Europe has had a very open border, a wide-open-arms acceptance policy on refugees. Germany alone accepted 100,000 in one year. Sweden, Greece, Italy… all took hoards of refugees. The numbers are astonishing and could leave an American feeling ashamed of her country.

Europe saw an influx of 90,000 unattended minors. Children refugees showing up on the shores of Greece and Italy with no parent or guardian by their side. Many more children, mostly age 11 and under, came with an adult. They were processed and vetted and received with asylum status. Some went to stay with relatives who already lived in the countries in which they sought asylum. Others just hoped for a better future, a job, a place to live. But what of the children? Certainly, Europe is praised for welcoming so many children!

But contiune reading about what is happening in Europe and the story looks much more grim. While receiving accolades for welcoming so many refugees, these nations did not have the infrastructure necessary to support them. The people welcomed into the nations of Europe ultimately received little support. But the children, were truly the most at risk, vulnerable, and hurt by the lack of systems in place.

Europe has come forth with frightening reports of 10,000 missing children. Stories are shared of men who stole children to improve their chances of receiving asylum status, now living in Europe and having abandoned or sold the children because they have served their purpose. Unaccompanied children wandering the streets selling drugs or sex so they can buy food, or worse pay back the human transporters who profit  (up to €60,000 per person) from carrying refugees to the shores of Europe. The children themselves say they thought they would get schooling, be taken care of, but instead wish they had never come.

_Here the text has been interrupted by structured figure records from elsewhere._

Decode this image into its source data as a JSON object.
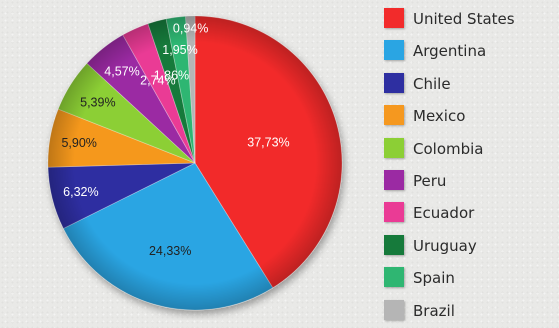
{
  "chart_data": {
    "type": "pie",
    "slices": [
      {
        "name": "United States",
        "value": 37.73,
        "label": "37,73%",
        "color": "#f22b2b",
        "text_color": "#ffffff"
      },
      {
        "name": "Argentina",
        "value": 24.33,
        "label": "24,33%",
        "color": "#2aa5e3",
        "text_color": "#222222"
      },
      {
        "name": "Chile",
        "value": 6.32,
        "label": "6,32%",
        "color": "#2e2fa1",
        "text_color": "#ffffff"
      },
      {
        "name": "Mexico",
        "value": 5.9,
        "label": "5,90%",
        "color": "#f5981f",
        "text_color": "#222222"
      },
      {
        "name": "Colombia",
        "value": 5.39,
        "label": "5,39%",
        "color": "#8ccf35",
        "text_color": "#222222"
      },
      {
        "name": "Peru",
        "value": 4.57,
        "label": "4,57%",
        "color": "#9b2aa3",
        "text_color": "#ffffff"
      },
      {
        "name": "Ecuador",
        "value": 2.74,
        "label": "2,74%",
        "color": "#ea3b95",
        "text_color": "#ffffff"
      },
      {
        "name": "Uruguay",
        "value": 1.86,
        "label": "1,86%",
        "color": "#167a3b",
        "text_color": "#ffffff"
      },
      {
        "name": "Spain",
        "value": 1.95,
        "label": "1,95%",
        "color": "#2fb672",
        "text_color": "#ffffff"
      },
      {
        "name": "Brazil",
        "value": 0.94,
        "label": "0,94%",
        "color": "#b5b5b5",
        "text_color": "#ffffff"
      }
    ],
    "legend_position": "right"
  }
}
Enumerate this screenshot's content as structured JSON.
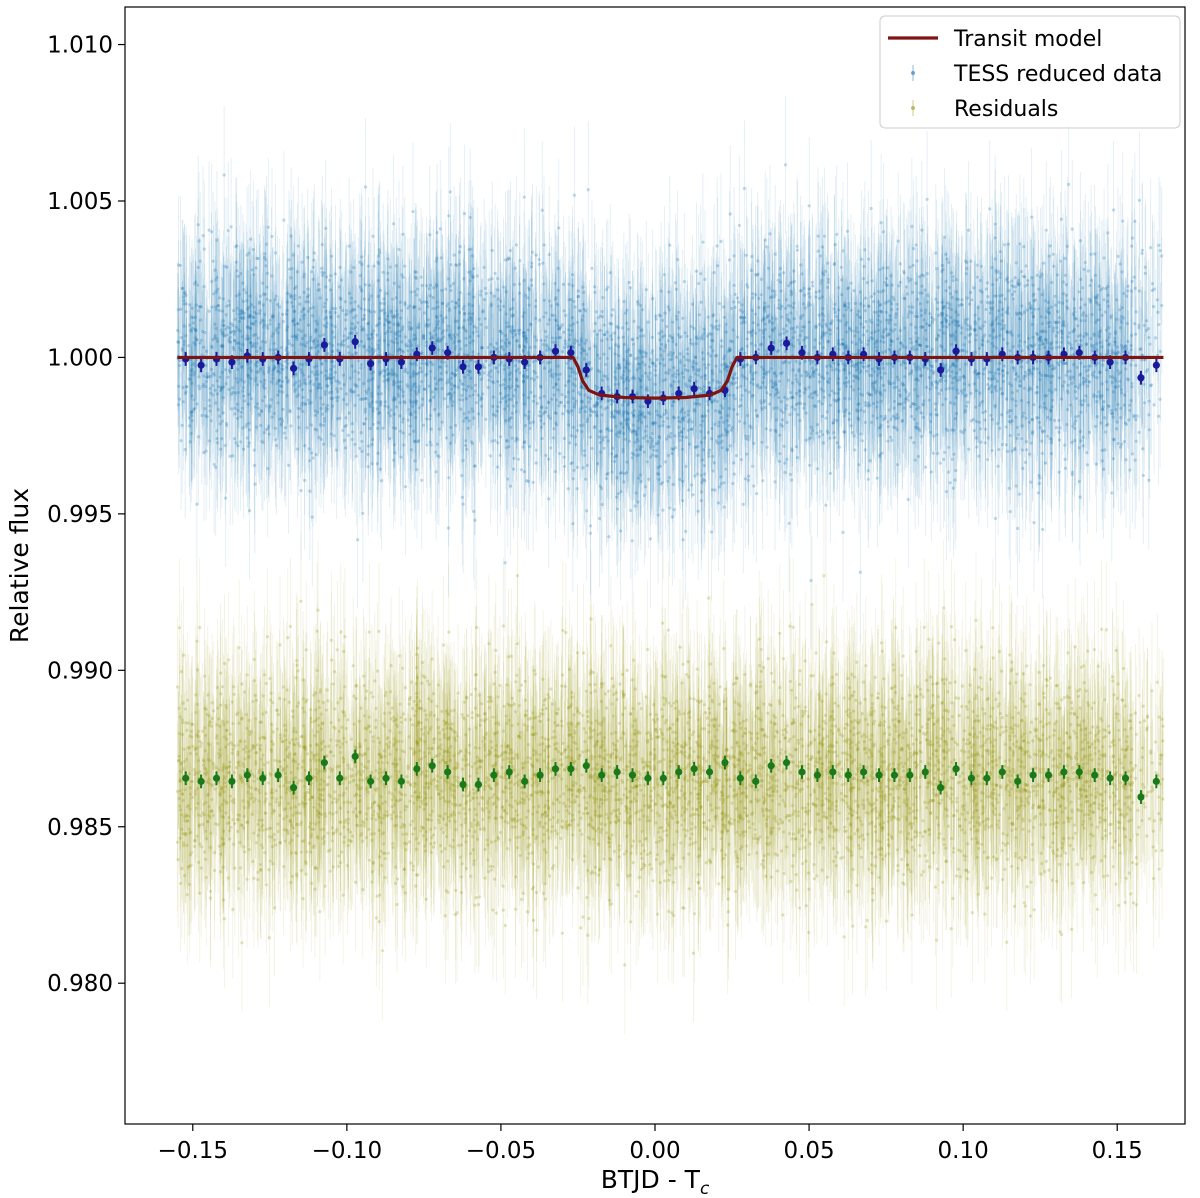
{
  "chart_data": {
    "type": "scatter",
    "title": "",
    "xlabel": "BTJD - T",
    "xlabel_subscript": "c",
    "ylabel": "Relative flux",
    "xlim": [
      -0.172,
      0.172
    ],
    "ylim": [
      0.9755,
      1.0112
    ],
    "grid": false,
    "legend_position": "top-right",
    "x_ticks": [
      -0.15,
      -0.1,
      -0.05,
      0.0,
      0.05,
      0.1,
      0.15
    ],
    "x_tick_labels": [
      "−0.15",
      "−0.10",
      "−0.05",
      "0.00",
      "0.05",
      "0.10",
      "0.15"
    ],
    "y_ticks": [
      0.98,
      0.985,
      0.99,
      0.995,
      1.0,
      1.005,
      1.01
    ],
    "y_tick_labels": [
      "0.980",
      "0.985",
      "0.990",
      "0.995",
      "1.000",
      "1.005",
      "1.010"
    ],
    "legend": [
      {
        "label": "Transit model",
        "kind": "line",
        "color": "#7f1414"
      },
      {
        "label": "TESS reduced data",
        "kind": "errorpoint",
        "color": "#1f77b4"
      },
      {
        "label": "Residuals",
        "kind": "errorpoint",
        "color": "#9a9a1e"
      }
    ],
    "series": [
      {
        "name": "TESS reduced data",
        "color": "#1f77b4",
        "x_range": [
          -0.155,
          0.155
        ],
        "sparse_x_range": [
          0.155,
          0.165
        ],
        "center": 1.0,
        "scatter_sigma": 0.0017,
        "error_bar": 0.0022
      },
      {
        "name": "Residuals",
        "color": "#9a9a1e",
        "x_range": [
          -0.155,
          0.155
        ],
        "sparse_x_range": [
          0.155,
          0.165
        ],
        "center": 0.9866,
        "scatter_sigma": 0.0017,
        "error_bar": 0.0022
      },
      {
        "name": "Binned data",
        "color": "#1a1a9c",
        "x": [
          -0.1523,
          -0.1473,
          -0.1423,
          -0.1373,
          -0.1323,
          -0.1273,
          -0.1223,
          -0.1173,
          -0.1123,
          -0.1073,
          -0.1023,
          -0.0973,
          -0.0923,
          -0.0873,
          -0.0823,
          -0.0773,
          -0.0723,
          -0.0673,
          -0.0623,
          -0.0573,
          -0.0523,
          -0.0473,
          -0.0423,
          -0.0373,
          -0.0323,
          -0.0273,
          -0.0223,
          -0.0173,
          -0.0123,
          -0.0073,
          -0.0023,
          0.0027,
          0.0077,
          0.0127,
          0.0177,
          0.0227,
          0.0277,
          0.0327,
          0.0377,
          0.0427,
          0.0477,
          0.0527,
          0.0577,
          0.0627,
          0.0677,
          0.0727,
          0.0777,
          0.0827,
          0.0877,
          0.0927,
          0.0977,
          0.1027,
          0.1077,
          0.1127,
          0.1177,
          0.1227,
          0.1277,
          0.1327,
          0.1377,
          0.1427,
          0.1477,
          0.1527,
          0.1577,
          0.1627
        ],
        "y": [
          0.99995,
          0.99975,
          0.99995,
          0.99985,
          1.00005,
          0.99995,
          1.0,
          0.99965,
          0.99995,
          1.0004,
          0.99995,
          1.0005,
          0.9998,
          0.99995,
          0.99985,
          1.0001,
          1.0003,
          1.00015,
          0.9997,
          0.9997,
          1.0,
          0.99995,
          0.99985,
          1.0,
          1.0002,
          1.00015,
          0.9996,
          0.99885,
          0.99875,
          0.99875,
          0.9986,
          0.9987,
          0.99885,
          0.999,
          0.99885,
          0.99895,
          0.99995,
          1.0,
          1.0003,
          1.00045,
          1.00015,
          1.0,
          1.0001,
          1.0,
          1.0001,
          0.99995,
          1.0,
          1.0,
          0.99995,
          0.9996,
          1.0002,
          0.99995,
          0.99995,
          1.0001,
          1.0,
          1.0,
          1.0,
          1.0001,
          1.00015,
          1.0,
          0.99985,
          1.0,
          0.99935,
          0.99975
        ],
        "yerr": 0.00022
      },
      {
        "name": "Binned residuals",
        "color": "#1a7a1a",
        "x": [
          -0.1523,
          -0.1473,
          -0.1423,
          -0.1373,
          -0.1323,
          -0.1273,
          -0.1223,
          -0.1173,
          -0.1123,
          -0.1073,
          -0.1023,
          -0.0973,
          -0.0923,
          -0.0873,
          -0.0823,
          -0.0773,
          -0.0723,
          -0.0673,
          -0.0623,
          -0.0573,
          -0.0523,
          -0.0473,
          -0.0423,
          -0.0373,
          -0.0323,
          -0.0273,
          -0.0223,
          -0.0173,
          -0.0123,
          -0.0073,
          -0.0023,
          0.0027,
          0.0077,
          0.0127,
          0.0177,
          0.0227,
          0.0277,
          0.0327,
          0.0377,
          0.0427,
          0.0477,
          0.0527,
          0.0577,
          0.0627,
          0.0677,
          0.0727,
          0.0777,
          0.0827,
          0.0877,
          0.0927,
          0.0977,
          0.1027,
          0.1077,
          0.1127,
          0.1177,
          0.1227,
          0.1277,
          0.1327,
          0.1377,
          0.1427,
          0.1477,
          0.1527,
          0.1577,
          0.1627
        ],
        "y": [
          0.98655,
          0.98645,
          0.98655,
          0.98645,
          0.98665,
          0.98655,
          0.98665,
          0.98625,
          0.98655,
          0.98705,
          0.98655,
          0.98725,
          0.98645,
          0.98655,
          0.98645,
          0.98685,
          0.98695,
          0.98675,
          0.98635,
          0.98635,
          0.98665,
          0.98675,
          0.98645,
          0.98665,
          0.98685,
          0.98685,
          0.98695,
          0.98665,
          0.98675,
          0.98665,
          0.98655,
          0.98655,
          0.98675,
          0.98685,
          0.98675,
          0.98705,
          0.98655,
          0.98645,
          0.98695,
          0.98705,
          0.98675,
          0.98665,
          0.98675,
          0.98665,
          0.98675,
          0.98665,
          0.98665,
          0.98665,
          0.98675,
          0.98625,
          0.98685,
          0.98655,
          0.98655,
          0.98675,
          0.98645,
          0.98665,
          0.98665,
          0.98675,
          0.98675,
          0.98665,
          0.98655,
          0.98655,
          0.98595,
          0.98645
        ],
        "yerr": 0.00022
      },
      {
        "name": "Transit model",
        "color": "#7f1414",
        "x": [
          -0.155,
          -0.0266,
          -0.025,
          -0.0235,
          -0.0215,
          -0.018,
          -0.01,
          0.0,
          0.01,
          0.018,
          0.0215,
          0.0235,
          0.025,
          0.0266,
          0.165
        ],
        "y": [
          1.0,
          1.0,
          0.9997,
          0.99925,
          0.99895,
          0.9988,
          0.99872,
          0.9987,
          0.99872,
          0.9988,
          0.99895,
          0.99925,
          0.9997,
          1.0,
          1.0
        ]
      }
    ]
  }
}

The refugee crisis is a crisis like no other. It is one that must be dealt with, both in addressing the present needs of homing and caring for children as well as adults, but also addressing the cause which has created this crisis-war. Yes, war must be dealt with and it’s no easy feat. And of course, in the meantime, we must be a haven of hope and care for these victims, the refugees, but we must have the infrastructure in place, the proper vetting systems in place so we don’t end up with a massive human trafficking and criminal problem. We as a country are no better positioned than Europe to handle these masses of refugees, but we must be. We must take the time, prepare our infrastructure, help those most in need and make sure that children are not left vulnerable to criminal activity, including by the human transporters who brought the children here in the first place, and now demand payment or servitude, often as sex slaves.

We need to be ready. We cannot haphazardly welcome any number of people here just to abandon them and hope for the best. That is not good strategy, not good policy, truly unChristian.

Perhaps, as we slow down, we can try to understand each other’s perspectives, get on the same page, work together and have the systems in place to really serve those vulnerable individuals who land no our shores in need of help. That’s the Christian response.